Monday, September 01, 2008

Wasn't that a Mighty Storm?


Grandmere Mimi has been in exile from Hurricane Gustav, and my hope is whatever damage the storm does will not trouble her or her family. My prayers are for her and her family, too, but more on that in a moment. It is the sanctimony of the GOP over this natural disaster that may yet come a cropper.

The Slate article I linked to earlier was all about how Gustav was good news for the GOP because McCain turned it so much to his advantage. However, the analysis depended on a ghoulish expectation: a repeat of New Orleans v. Katrina, from 3 years ago. Not many people remember Hurricane Rita, which followed on the heels of Katrina, or if they do, they remember it for the traffic jam that extended from Houston to Dallas (about 250 miles), and not for the damage it wrought on Port Arthur in Texas, and Lake Charles in Louisiana, or in the rural areas of Louisiana between and around those two cities. No major city was drowned, so the news about Rita was quickly forgotten; even the sight of a major US city in full blown and pointless panic (Houston is not prone to the same kind of flooding which beset New Orleans) soon receded from memory.

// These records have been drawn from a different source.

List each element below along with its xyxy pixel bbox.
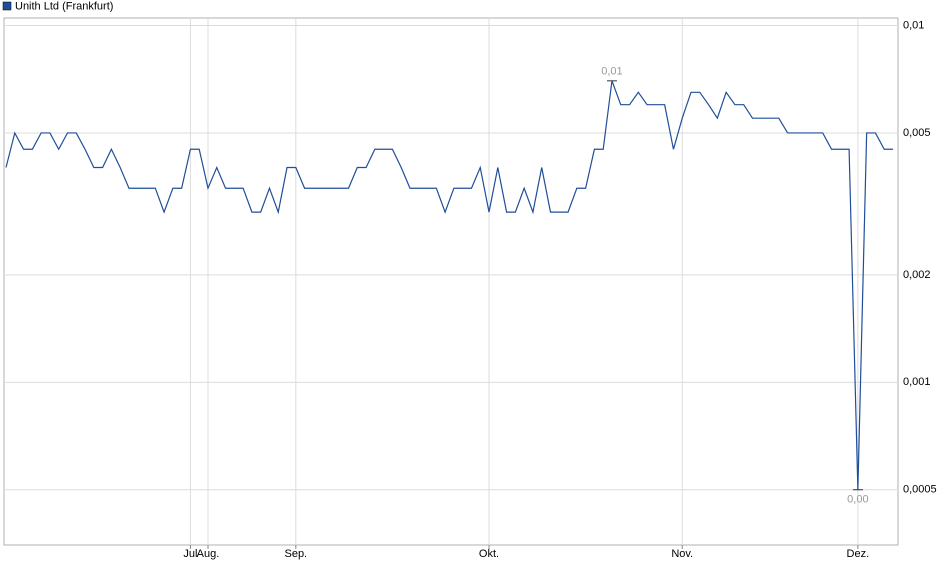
x-tick-label: Sep. xyxy=(284,548,307,560)
value-label: 0,01 xyxy=(601,66,622,78)
x-tick-label: Aug. xyxy=(197,548,220,560)
x-tick-label: Nov. xyxy=(671,548,693,560)
y-tick-label: 0,0005 xyxy=(903,484,937,496)
y-tick-label: 0,002 xyxy=(903,269,931,281)
value-label: 0,00 xyxy=(847,494,868,506)
legend-label: Unith Ltd (Frankfurt) xyxy=(15,0,113,12)
plot-frame xyxy=(3,17,899,546)
y-tick-label: 0,005 xyxy=(903,127,931,139)
x-tick-label: Dez. xyxy=(847,548,870,560)
legend-swatch xyxy=(2,1,12,11)
x-tick-label: Okt. xyxy=(479,548,499,560)
price-line xyxy=(5,80,893,490)
x-tick-label: Jul xyxy=(183,548,197,560)
y-tick-label: 0,001 xyxy=(903,376,931,388)
y-tick-label: 0,01 xyxy=(903,19,924,31)
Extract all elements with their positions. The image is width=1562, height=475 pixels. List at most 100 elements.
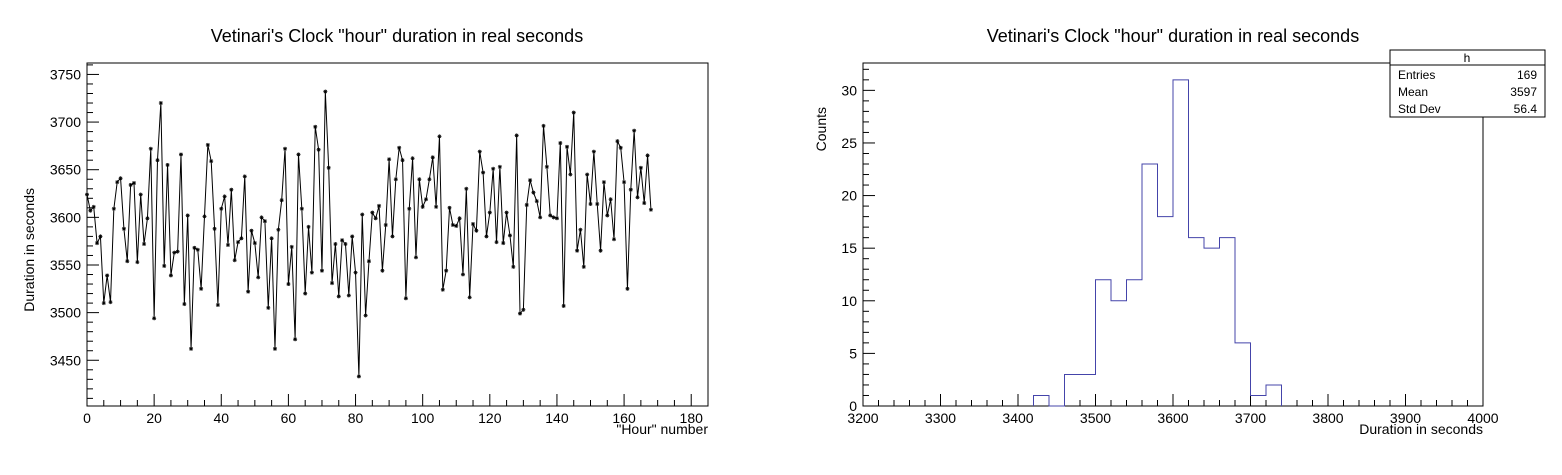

This time, of course, instead of sharing a birthday cake with John McCain, Bush is on top of things: in Austin, Texas, nowhere near any projected path of the storm. (Apparently going even to Tyler, Texas, where many Louisiana residents have been relocated, was too close to the storm for the Fearless Leader). McCain got as close as Toledo, Ohio, after issuing these stirring words:

"I wanna thank all of my fellow Republicans as we take off our Republican hats and put on our American hats and we say, 'America, we're with you. America, we're going to care for these people in their time of need,' and we're gonna display it in every possible way as Americans always have and Americans always will."
The not-so-subtle implication that only Republicans are real Americans is not lost on anybody; nor is his visit to a battleground state, far from the threatened Gulf Coast.

Gimme a break.

But now there will be no stirring pictures from the damaged cities of the Gulf, because New Orleans was spared. This is excellent news, of course, but what of the smaller cities? Even that MSNBC article only names a few of them in the path. Will Anderson Cooper and Brian Williams be reporting for days on end from New Iberia or Lafayette or Cocodrie? Don't hold your breath. Weather predictions have indicated for weeks the storm will pass across Louisiana into East Texas, bringing great potential for damage and flooding. But there are no big cities there, so don't expect cable and network news to descend with worried faces and impertinent questions. Which only means those townspeople will be spared the full treatment as political symbols by GOP compassionate conservatism. Hooray that local and state governments learned their lesson about what government is supposed to do, and did it so well. Boo to the national politicians who still want to exploit any crisis, any situation, for political gain. No wonder so many Americans are so cynical about politics.

What now? Well, prayers for the afflicted are always appropriate, especially for anyone you know, more especially if those prayers spur you to do something besides look for pictures of disaster on your TeeVee. A little thankfulness that at least one convention will spend one less day inflicting politics as usual on the electorate is also in order. But this prediction?

Tuesday is also probably shot. His campaign has chartered a plane to send worried delegates back home. The vast roster of fundraisers in town has been put to work raising money for the relief effort. The party atmosphere has been redirected. The Distilled Spirits Council, aka the booze lobby, has turned its Monday party into a fundraiser for the Red Cross.
And this?

By taking bold public steps, he also burnishes his credentials as a crisis manager and distances himself from Bush.
I think it's clear McCain had as much to do with managing the crisis of Gustav as he did with the release of hostages in Colombia. If Tuesday is "shot" for the GOP Convention, I imagine most of us will mourn it just as we did the news that President Bush and Vice President Cheney wouldn't be speaking after all.

It really is an ill wind that blows nobody some good.